2. We updated and refined the criteria and the algorithms to identify hemangiosarcoma cells in circulation, and to use this as a test for early detection of hemangiosarcoma for dogs at risk. We have observed cells that have the predicted “hemangiosarcoma progenitor” markers in dogs with other conditions (other tumors such as melanoma, osteosarcoma, and possibly dogs with benign splenic hematomas). So, we have included additional markers to increase confidence in the results, that the cells we can identify in the blood represent hemangiosarcoma progenitors. Even if they do not, their presence seems to be infrequent in healthy dogs from a low-risk population, so we anticipate positive tests will be informative. If the cells of interest are associated with other tumors, it would mean that the test could be deployed more widely, and particularly for other tumors that we expect would be equally responsive to eBAT prevention.
3. We opened Shine On phase-3 on January 2, 2018. As of February 28, 2018, we had enrolled 26 healthy dogs (Golden Retrievers, Boxers, and Portuguese Water Dogs). Even though we have not completed recruitment to establish sensitivity and specificity for the blood test, we have concluded from our data that the best way to determine if we can use this method to identify dogs with a high probability to eventually develop hemangiosarcoma, is to examine samples from dogs that are presumed to have “moderate risk” (based on age and breed) prospectively, and to follow these dogs through an extended period of time to determine if they eventually develop the disease. To our knowledge, this is the first time this type of bold experiment will have been done in dogs, and we believe the results will be more definitive than what we would obtain by further “tweaking” the assay in the phase 1 and phase 2 design.
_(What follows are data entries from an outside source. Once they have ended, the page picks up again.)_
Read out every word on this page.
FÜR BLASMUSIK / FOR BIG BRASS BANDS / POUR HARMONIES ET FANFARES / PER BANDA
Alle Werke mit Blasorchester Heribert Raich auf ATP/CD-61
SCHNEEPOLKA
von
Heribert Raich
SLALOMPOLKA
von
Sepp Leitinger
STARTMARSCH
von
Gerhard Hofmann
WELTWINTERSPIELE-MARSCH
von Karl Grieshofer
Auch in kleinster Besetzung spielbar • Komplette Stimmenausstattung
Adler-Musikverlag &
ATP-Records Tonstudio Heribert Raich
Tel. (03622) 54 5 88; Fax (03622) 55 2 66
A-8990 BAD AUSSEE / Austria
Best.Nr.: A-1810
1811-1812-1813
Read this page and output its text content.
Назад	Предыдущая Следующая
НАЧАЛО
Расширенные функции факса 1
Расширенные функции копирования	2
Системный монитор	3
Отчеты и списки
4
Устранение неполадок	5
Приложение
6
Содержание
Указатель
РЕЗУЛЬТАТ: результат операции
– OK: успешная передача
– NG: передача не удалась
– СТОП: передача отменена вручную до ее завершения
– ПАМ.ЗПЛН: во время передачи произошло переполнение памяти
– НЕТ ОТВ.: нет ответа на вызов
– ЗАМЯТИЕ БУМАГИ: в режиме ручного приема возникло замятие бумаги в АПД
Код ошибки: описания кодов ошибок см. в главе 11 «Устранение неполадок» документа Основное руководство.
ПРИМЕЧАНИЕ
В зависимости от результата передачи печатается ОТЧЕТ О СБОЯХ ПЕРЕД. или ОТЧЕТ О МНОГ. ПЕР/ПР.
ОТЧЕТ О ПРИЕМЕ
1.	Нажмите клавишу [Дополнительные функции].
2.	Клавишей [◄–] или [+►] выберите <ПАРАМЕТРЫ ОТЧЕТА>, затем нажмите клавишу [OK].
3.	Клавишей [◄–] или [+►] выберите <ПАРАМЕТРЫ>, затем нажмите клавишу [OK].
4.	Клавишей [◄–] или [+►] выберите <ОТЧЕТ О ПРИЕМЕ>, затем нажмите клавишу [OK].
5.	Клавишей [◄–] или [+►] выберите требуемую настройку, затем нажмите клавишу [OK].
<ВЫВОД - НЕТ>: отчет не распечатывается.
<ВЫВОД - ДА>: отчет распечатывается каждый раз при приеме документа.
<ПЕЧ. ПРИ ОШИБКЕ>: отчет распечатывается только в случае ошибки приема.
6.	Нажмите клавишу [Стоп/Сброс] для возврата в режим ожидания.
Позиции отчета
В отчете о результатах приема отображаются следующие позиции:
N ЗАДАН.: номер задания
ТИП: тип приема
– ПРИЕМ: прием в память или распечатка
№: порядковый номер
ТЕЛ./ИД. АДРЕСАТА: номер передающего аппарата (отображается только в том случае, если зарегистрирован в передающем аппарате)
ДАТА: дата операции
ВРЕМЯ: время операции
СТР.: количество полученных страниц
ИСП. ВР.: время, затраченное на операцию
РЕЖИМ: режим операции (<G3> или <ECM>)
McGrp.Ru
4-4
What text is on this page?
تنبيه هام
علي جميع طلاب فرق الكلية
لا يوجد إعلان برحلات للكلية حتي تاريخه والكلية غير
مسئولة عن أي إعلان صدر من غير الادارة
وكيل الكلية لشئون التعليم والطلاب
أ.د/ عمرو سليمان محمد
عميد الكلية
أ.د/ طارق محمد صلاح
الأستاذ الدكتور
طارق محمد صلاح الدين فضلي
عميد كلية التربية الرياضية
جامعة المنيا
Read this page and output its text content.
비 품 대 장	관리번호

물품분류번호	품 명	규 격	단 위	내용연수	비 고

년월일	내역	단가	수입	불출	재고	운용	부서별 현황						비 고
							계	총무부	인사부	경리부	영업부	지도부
By implementing secondary safeguards (additional markers to define “circulating hemangiosarcoma progenitor cells”), we believe that we will be able to protect against false positive results. As part of the modifications to the study, we have been more emphatic in our communication with potential enrollees that, like every clinical trial, Shine On phase 3 is an experiment. Our institutional and programmatic philosophy is to make sure pet owners understand that clinical trials, regardless of their nature, do not have guaranteed benefits, and so, specifically for Shine On, the study website, the enrollment form, the FAQs, and the study reports all include the following statement: “The Shine On study is not intended as a diagnostic for disease. It is an experiment to determine whether the blood test can be used as a tool for early detection of hemangiosarcoma. At this point, we do not know if a negative test result means the dog does not have, or will never get, hemangiosarcoma. We also do not know if a positive test result means that a dog will definitely get hemangiosarcoma. The study is designed to answer some of these questions.”
Managing Shine On holistically, and evaluating all the data in aggregate, will provide much more robust data than if we were to parcel out the results by phase. This was not something we could have easily predicted in foresight, but it is clear in hindsight. In other words, since interim analyses are fraught with risk, we have decided to avoid strong conclusions from incomplete data. We will, of course, conduct a complete and thorough analysis of all the data once all the samples are collected and processed through the assays, and the results, whether positive or negative, will be reported to the AKC CHF and through them to the foundations that have supported the study. We also intend to publish the data in the peer reviewed literature. Regardless of the final result, there is significant innovation in this trial that will be of interest to the biomedical and translational communities. We are excited to document that large-scale trials for early cancer detection are feasible in companion dogs.